Toplumda güvenin sarsılması ve aile yapısının zedelenmesi, genetik ve toplumsal düzeyde kalıcı psikolojik etkilere yol açabilir.
İslam, aileyi ve toplumu korumak için sert cezalar öngörmüştür. Bu ceza, sadece suçlu olan bireye değil, toplumun psikolojik bütünlüğüne de hizmet eder.
Mantıkî Açıdan;
Mantıkî açıdan bakıldığında, toplumların düzeni, insanların birbirine olan güvenine dayalıdır. Güvenin temeli ise sadakat ve dürüstlüktür. Evli bireylerin birbirlerine sadık kalması, toplumun düzenini sağlayan temel bir ilkedir. Eğer bu sadakat bozulursa, o zaman toplumsal düzenin temeli sarsılmaya başlar.
Zina, kişinin güvenini zedeleyen bir eylem olduğu gibi, toplumun güven yapısını da zedeler. İslam, toplumu korumak adına sert cezalarla bu tür eylemleri engellemeyi hedefler.
Biyolojik Açıdan;
Biyolojik açıdan bakıldığında, zina, neslin devamını tehdit edebilecek bir eylemdir. İnsan doğasında, aile bağları ve çocuk yetiştirme sorumluluğu çok önemli bir yer tutar. İslam, neslin korunması açısından evlilik dışı ilişkileri kesinlikle yasaklamaktadır.

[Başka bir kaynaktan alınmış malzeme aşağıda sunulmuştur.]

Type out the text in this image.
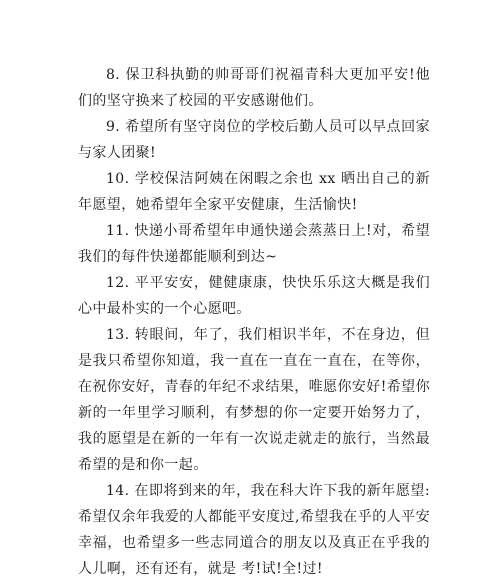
8. 保卫科执勤的帅哥哥们祝福青科大更加平安!他们的坚守换来了校园的平安感谢他们。

9. 希望所有坚守岗位的学校后勤人员可以早点回家与家人团聚!

10. 学校保洁阿姨在闲暇之余也 xx 晒出自己的新年愿望，她希望年全家平安健康，生活愉快!

11. 快递小哥希望年申通快递会蒸蒸日上!对，希望我们的每件快递都能顺利到达~

12. 平平安安，健健康康，快快乐乐这大概是我们心中最朴实的一个心愿吧。

13. 转眼间，年了，我们相识半年，不在身边，但是我只希望你知道，我一直在一直在一直在，在等你，在祝你安好，青春的年纪不求结果，唯愿你安好!希望你新的一年里学习顺利，有梦想的你一定要开始努力了，我的愿望是在新的一年有一次说走就走的旅行，当然最希望的是和你一起。

14. 在即将到来的年，我在科大许下我的新年愿望:希望仅余年我爱的人都能平安度过,希望我在乎的人平安幸福，也希望多一些志同道合的朋友以及真正在乎我的人儿啊，还有还有，就是 考!试!全!过!
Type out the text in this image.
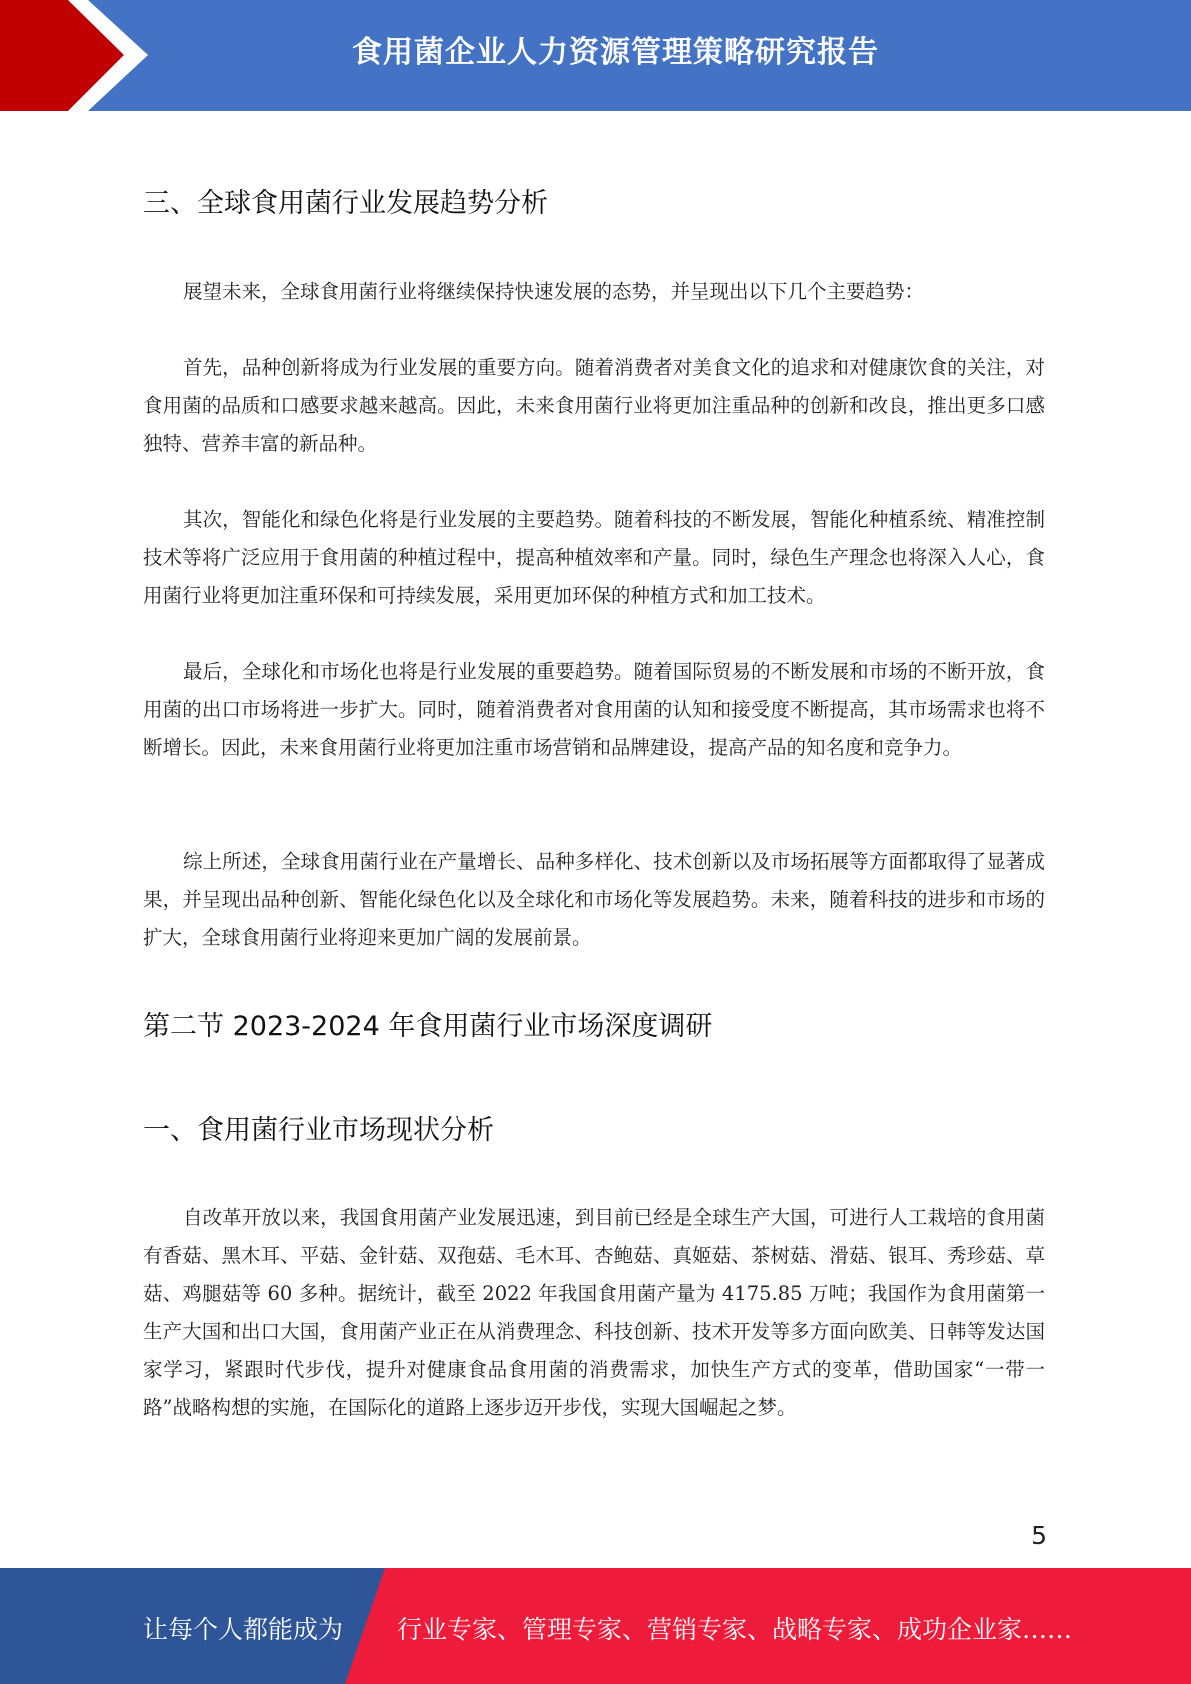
食用菌企业人力资源管理策略研究报告
三、全球食用菌行业发展趋势分析

展望未来，全球食用菌行业将继续保持快速发展的态势，并呈现出以下几个主要趋势：

首先，品种创新将成为行业发展的重要方向。随着消费者对美食文化的追求和对健康饮食的关注，对食用菌的品质和口感要求越来越高。因此，未来食用菌行业将更加注重品种的创新和改良，推出更多口感独特、营养丰富的新品种。

其次，智能化和绿色化将是行业发展的主要趋势。随着科技的不断发展，智能化种植系统、精准控制技术等将广泛应用于食用菌的种植过程中，提高种植效率和产量。同时，绿色生产理念也将深入人心，食用菌行业将更加注重环保和可持续发展，采用更加环保的种植方式和加工技术。

最后，全球化和市场化也将是行业发展的重要趋势。随着国际贸易的不断发展和市场的不断开放，食用菌的出口市场将进一步扩大。同时，随着消费者对食用菌的认知和接受度不断提高，其市场需求也将不断增长。因此，未来食用菌行业将更加注重市场营销和品牌建设，提高产品的知名度和竞争力。

综上所述，全球食用菌行业在产量增长、品种多样化、技术创新以及市场拓展等方面都取得了显著成果，并呈现出品种创新、智能化绿色化以及全球化和市场化等发展趋势。未来，随着科技的进步和市场的扩大，全球食用菌行业将迎来更加广阔的发展前景。

第二节 2023-2024 年食用菌行业市场深度调研
一、食用菌行业市场现状分析

自改革开放以来，我国食用菌产业发展迅速，到目前已经是全球生产大国，可进行人工栽培的食用菌有香菇、黑木耳、平菇、金针菇、双孢菇、毛木耳、杏鲍菇、真姬菇、茶树菇、滑菇、银耳、秀珍菇、草菇、鸡腿菇等 60 多种。据统计，截至 2022 年我国食用菌产量为 4175.85 万吨；我国作为食用菌第一生产大国和出口大国，食用菌产业正在从消费理念、科技创新、技术开发等多方面向欧美、日韩等发达国家学习，紧跟时代步伐，提升对健康食品食用菌的消费需求，加快生产方式的变革，借助国家“一带一路”战略构想的实施，在国际化的道路上逐步迈开步伐，实现大国崛起之梦。

5
让每个人都能成为 行业专家、管理专家、营销专家、战略专家、成功企业家……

Zinanın biyolojik zararları:
Bilinçli ebeveynlik: Çocukların, sağlıklı bir ortamda yetişmesi gerekmektedir. Zina, çocukların sağlıklı gelişimini engelleyebilir, çünkü kaygı, güvensizlik ve karmaşık aile yapıları çocukların biyolojik gelişimlerine zarar verebilir.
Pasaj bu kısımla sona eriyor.